"HE gave them their heads"; that is how poet Theo Dorgan describes fellow poet Sean O Tuama's relationship with the circle of young poets who published in the influential journal, Innti, 20 years ago. Sean O Tuama, teaching in the Department of Modern Irish, writing poetry and criticism, provided them a whet stone which produced magnificent sparks.
Some of the Innti generation are represented in the line up of poets who will read at the Project Arts Centre in Dublin tomorrow night in celebration of Sean O Tuama's 70th birthday.
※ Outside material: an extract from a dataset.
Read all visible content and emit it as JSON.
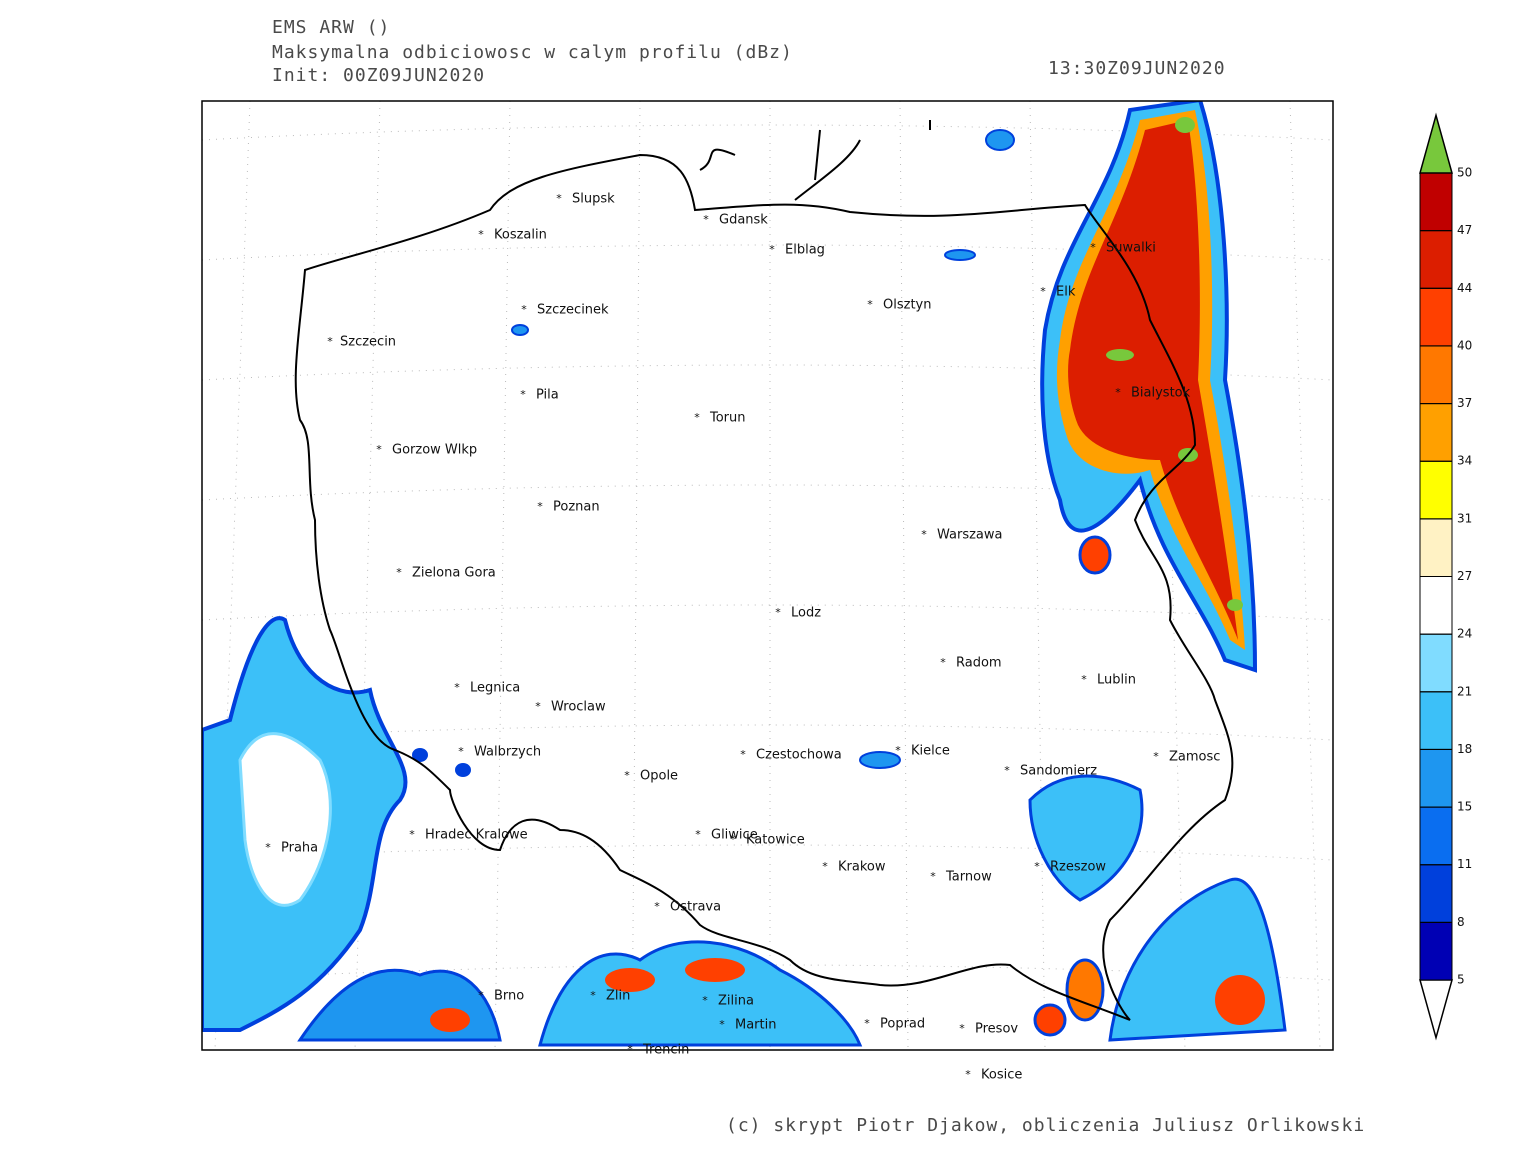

Omos don Tuamach will feature Gabriel Rosenstock, Liam O Muirthile, Nuala Ni Dhomhnaill and Michael Davitt, joined by the magnificent sean nos singers, Iarla O Lionaird and Padraig O Cearbhaill.
Dorgan witnessed the Innti phenomenon, but did not do Irish at UCC and so did not benefit directly from O Tuama's brave new vision: "O Tuama was so different", he says. "Even the Irish being taught at that time in schools was backward and reactionary, and was not linked in any way with everyday life. He wasn't uncritical, either, however, he didn't think something was good just because it was new, which was the thinking at the time."
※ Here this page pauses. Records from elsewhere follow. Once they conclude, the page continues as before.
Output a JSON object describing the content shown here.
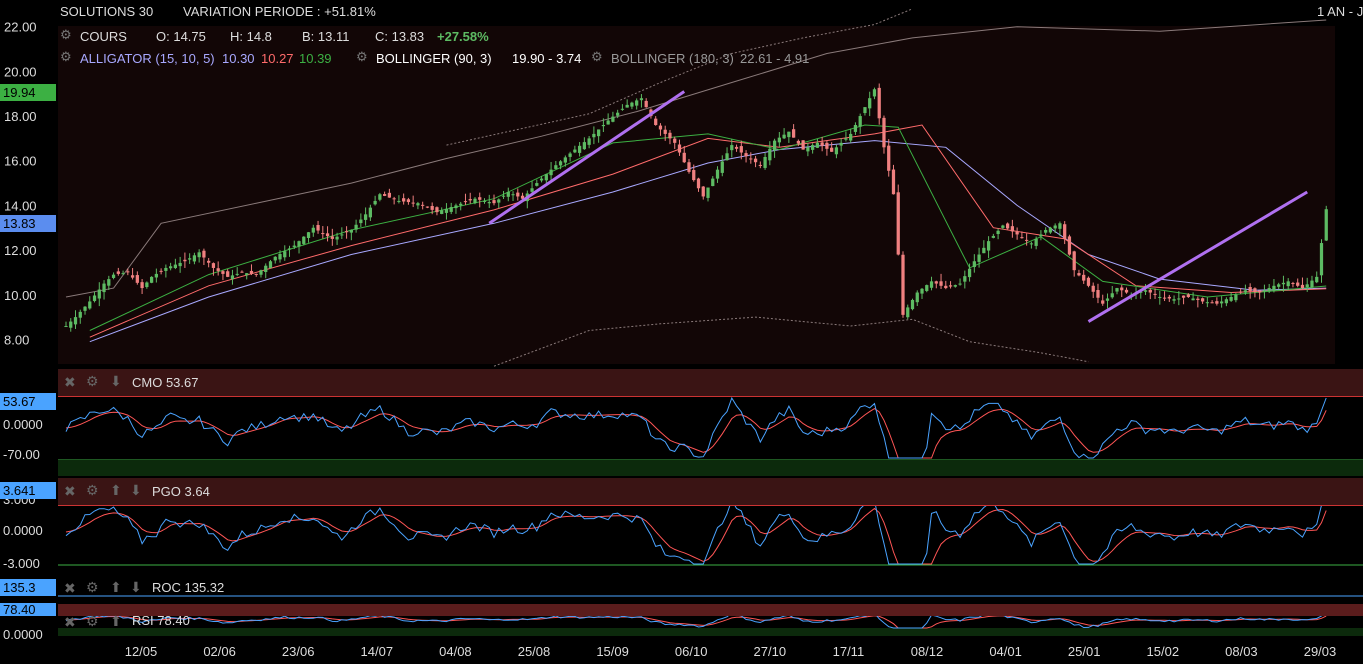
{
  "header": {
    "instrument": "SOLUTIONS 30",
    "variation": "VARIATION PERIODE : +51.81%",
    "period": "1 AN - J",
    "cours_label": "COURS",
    "open": "O: 14.75",
    "high": "H: 14.8",
    "low": "B: 13.11",
    "close": "C: 13.83",
    "change": "+27.58%",
    "alligator_label": "ALLIGATOR (15, 10, 5)",
    "alligator_v1": "10.30",
    "alligator_v2": "10.27",
    "alligator_v3": "10.39",
    "boll1_label": "BOLLINGER (90, 3)",
    "boll1_vals": "19.90 - 3.74",
    "boll2_label": "BOLLINGER (180, 3)",
    "boll2_vals": "22.61 - 4.91"
  },
  "price_labels": {
    "boll_upper": "19.94",
    "last": "13.83"
  },
  "panels": {
    "cmo": {
      "title": "CMO 53.67",
      "value_label": "53.67",
      "ticks": [
        "0.0000",
        "-70.00"
      ]
    },
    "pgo": {
      "title": "PGO 3.64",
      "value_label": "3.641",
      "ticks": [
        "3.000",
        "0.0000",
        "-3.000"
      ]
    },
    "roc": {
      "title": "ROC 135.32",
      "value_label": "135.3"
    },
    "rsi": {
      "title": "RSI 78.40",
      "value_label": "78.40",
      "ticks": [
        "0.0000"
      ]
    }
  },
  "colors": {
    "up": "#5dbb63",
    "down": "#f08080",
    "alligator_blue": "#a8a8ff",
    "alligator_red": "#ff6b6b",
    "alligator_green": "#3cb043",
    "trendline": "#b070f0",
    "cmo_line": "#4aa3ff",
    "signal": "#ff5555",
    "last_label": "#5b8def",
    "boll_label": "#3cb043"
  },
  "chart_data": {
    "type": "candlestick",
    "x_ticks": [
      "12/05",
      "02/06",
      "23/06",
      "14/07",
      "04/08",
      "25/08",
      "15/09",
      "06/10",
      "27/10",
      "17/11",
      "08/12",
      "04/01",
      "25/01",
      "15/02",
      "08/03",
      "29/03"
    ],
    "y_ticks": [
      8.0,
      10.0,
      12.0,
      14.0,
      16.0,
      18.0,
      20.0,
      22.0
    ],
    "ylim": [
      6.9,
      22.3
    ],
    "close_path": [
      [
        0,
        8.6
      ],
      [
        2,
        9.0
      ],
      [
        5,
        9.7
      ],
      [
        8,
        10.5
      ],
      [
        10,
        10.9
      ],
      [
        13,
        11.0
      ],
      [
        16,
        10.3
      ],
      [
        18,
        10.8
      ],
      [
        21,
        11.2
      ],
      [
        25,
        11.5
      ],
      [
        28,
        11.9
      ],
      [
        31,
        11.2
      ],
      [
        34,
        10.8
      ],
      [
        37,
        11.0
      ],
      [
        40,
        10.9
      ],
      [
        44,
        11.7
      ],
      [
        48,
        12.2
      ],
      [
        52,
        13.0
      ],
      [
        56,
        12.5
      ],
      [
        60,
        12.9
      ],
      [
        63,
        13.6
      ],
      [
        66,
        14.5
      ],
      [
        70,
        14.2
      ],
      [
        74,
        14.1
      ],
      [
        78,
        13.7
      ],
      [
        82,
        14.0
      ],
      [
        86,
        14.3
      ],
      [
        90,
        14.1
      ],
      [
        93,
        14.6
      ],
      [
        96,
        14.3
      ],
      [
        99,
        15.0
      ],
      [
        103,
        15.8
      ],
      [
        107,
        16.5
      ],
      [
        110,
        17.0
      ],
      [
        114,
        17.8
      ],
      [
        118,
        18.5
      ],
      [
        121,
        18.8
      ],
      [
        124,
        17.6
      ],
      [
        128,
        16.8
      ],
      [
        131,
        15.5
      ],
      [
        134,
        14.4
      ],
      [
        137,
        15.6
      ],
      [
        140,
        16.7
      ],
      [
        143,
        16.2
      ],
      [
        146,
        15.8
      ],
      [
        149,
        16.9
      ],
      [
        152,
        17.3
      ],
      [
        155,
        16.5
      ],
      [
        158,
        16.8
      ],
      [
        161,
        16.4
      ],
      [
        165,
        17.2
      ],
      [
        168,
        18.4
      ],
      [
        170,
        19.2
      ],
      [
        172,
        16.6
      ],
      [
        174,
        14.5
      ],
      [
        176,
        9.1
      ],
      [
        179,
        10.1
      ],
      [
        182,
        10.6
      ],
      [
        185,
        10.3
      ],
      [
        188,
        10.5
      ],
      [
        191,
        11.5
      ],
      [
        194,
        12.4
      ],
      [
        197,
        13.1
      ],
      [
        200,
        12.7
      ],
      [
        203,
        12.3
      ],
      [
        206,
        12.9
      ],
      [
        209,
        13.2
      ],
      [
        212,
        11.1
      ],
      [
        215,
        10.4
      ],
      [
        218,
        9.6
      ],
      [
        221,
        10.3
      ],
      [
        224,
        10.0
      ],
      [
        227,
        10.2
      ],
      [
        230,
        9.9
      ],
      [
        233,
        9.8
      ],
      [
        236,
        9.9
      ],
      [
        239,
        9.7
      ],
      [
        242,
        9.6
      ],
      [
        245,
        9.9
      ],
      [
        248,
        10.2
      ],
      [
        251,
        10.1
      ],
      [
        254,
        10.4
      ],
      [
        257,
        10.6
      ],
      [
        260,
        10.3
      ],
      [
        263,
        10.8
      ],
      [
        265,
        13.83
      ]
    ],
    "alligator": {
      "blue": [
        [
          5,
          7.9
        ],
        [
          30,
          9.9
        ],
        [
          60,
          11.8
        ],
        [
          90,
          13.2
        ],
        [
          115,
          14.6
        ],
        [
          135,
          15.9
        ],
        [
          150,
          16.5
        ],
        [
          170,
          16.9
        ],
        [
          185,
          16.6
        ],
        [
          200,
          14.0
        ],
        [
          215,
          11.8
        ],
        [
          230,
          10.7
        ],
        [
          250,
          10.2
        ],
        [
          265,
          10.3
        ]
      ],
      "red": [
        [
          5,
          8.1
        ],
        [
          30,
          10.4
        ],
        [
          60,
          12.2
        ],
        [
          90,
          13.8
        ],
        [
          115,
          15.4
        ],
        [
          135,
          17.0
        ],
        [
          150,
          16.6
        ],
        [
          170,
          17.2
        ],
        [
          180,
          17.6
        ],
        [
          195,
          13.0
        ],
        [
          210,
          12.5
        ],
        [
          225,
          10.4
        ],
        [
          245,
          10.1
        ],
        [
          265,
          10.27
        ]
      ],
      "green": [
        [
          5,
          8.4
        ],
        [
          30,
          10.9
        ],
        [
          60,
          12.9
        ],
        [
          90,
          14.3
        ],
        [
          115,
          16.8
        ],
        [
          135,
          17.2
        ],
        [
          150,
          16.5
        ],
        [
          168,
          17.6
        ],
        [
          175,
          17.5
        ],
        [
          190,
          11.2
        ],
        [
          205,
          12.6
        ],
        [
          218,
          10.6
        ],
        [
          240,
          9.9
        ],
        [
          265,
          10.39
        ]
      ]
    },
    "bollinger_90_3": {
      "upper": [
        [
          80,
          16.7
        ],
        [
          110,
          18.1
        ],
        [
          125,
          19.5
        ],
        [
          140,
          20.8
        ],
        [
          155,
          21.5
        ],
        [
          170,
          22.1
        ],
        [
          178,
          22.8
        ]
      ],
      "lower": [
        [
          90,
          6.8
        ],
        [
          110,
          8.4
        ],
        [
          125,
          8.7
        ],
        [
          145,
          9.0
        ],
        [
          165,
          8.6
        ],
        [
          178,
          8.9
        ],
        [
          190,
          7.9
        ],
        [
          205,
          7.4
        ],
        [
          215,
          7.0
        ]
      ]
    },
    "bollinger_180_3": {
      "upper": [
        [
          0,
          9.9
        ],
        [
          10,
          10.3
        ],
        [
          20,
          13.2
        ],
        [
          40,
          14.1
        ],
        [
          60,
          15.0
        ],
        [
          80,
          16.1
        ],
        [
          100,
          17.1
        ],
        [
          120,
          18.2
        ],
        [
          140,
          19.5
        ],
        [
          160,
          20.8
        ],
        [
          178,
          21.5
        ],
        [
          200,
          22.0
        ],
        [
          230,
          21.8
        ],
        [
          265,
          22.3
        ]
      ],
      "lower": []
    },
    "trendlines": [
      {
        "from": [
          89,
          13.2
        ],
        "to": [
          130,
          19.1
        ]
      },
      {
        "from": [
          215,
          8.8
        ],
        "to": [
          261,
          14.6
        ]
      }
    ]
  }
}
O Tuama's own poetry has been highly influential, as has his anthology of Irish poetry, An Duanaire, published in collaboration with Thomas Kinsella. His play Gunna Cam Agus Slabhra Oir which showed the breaking of the Gaelic Order through "surrender and regrant" has been the Leaving Certificate study of a generation, and his recent collection of critical essays, Repossessions, published by Cork University Press, is testimony to an endlessly questioning intellect.
"O Tuama has been, more than anyone else, the guardian of the tradition," concludes Dorgan.